Team members at NASA’s Jet Propulsion Laboratory created the forecast by initializing MITgcm-based ECCO simulations monthly from 1992 to 2017 and running them forward for 12 months using climatological atmospheric forcing. This setup highlights the ocean’s capacity to retain and propagate sea level signals over time. The resulting forecasts were compared to observed sea level data and to predictions from both a damped persistence model and ECMWF’s SEAS5. Validated against water level observations, at a lead time of four months, the dynamic persistence forecasts showed the highest anomaly correlation coefficients at 22 out of 39 coastal locations—particularly south of Cape Hatteras.

“We hope our findings encourage other modeling centers to try this approach with their own ocean models,” said co-author Tong Lee, research scientist at NASA JPL. “Direct comparisons between ocean dynamic persistence and coupled climate forecasts can reveal how much predictability comes from the ocean initialization versus from the post-initialization air-sea coupling processes.”

The study also highlights MITgcm’s ability to represent the large-scale ocean circulation robustly and efficiently.
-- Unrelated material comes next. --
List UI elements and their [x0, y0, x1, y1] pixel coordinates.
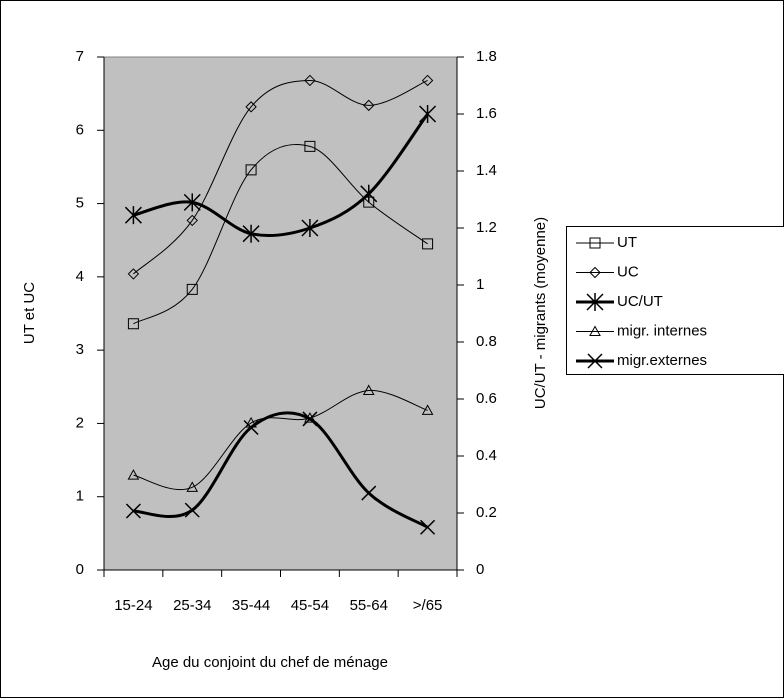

By leveraging ECCO’s observation-constrained state estimates, this ocean-only forecasting approach is less computationally demanding than running coupled climate models—yet it provides useful skills especially for regions where atmospheric predictability is low.

The authors note that while the approach improves correlation skill, it may underestimate variability due to the use of climatological forcing and ECCO’s relatively coarse resolution. “Dynamic persistence effectively raises the bar for what we should expect from seasonal sea level forecasts,” added Matthew Widlansky, associate director of the UHSLC and co-author of the study. “It shows that we can extract meaningful predictive skill from the ocean initial conditions alone. However, further assessment by operational climate modeling centers is needed before it can be considered in a forecast product.”

Future work could involve exploring how to generate ensemble predictions from an ocean dynamic persistence framework and configuring real-time forecasts.

Questions/ comments email: Xue

Image: Pexels

About the Researcher

Xue Feng is a Postdoctoral Researcher in the University of Hawaii Sea Level Center attached to the School of Ocean and Earth Science and Technology at the University of Hawai’i at Manoa, Her research interests include ocean variability and climate dynamics. When not working, she enjoys reading and hiking.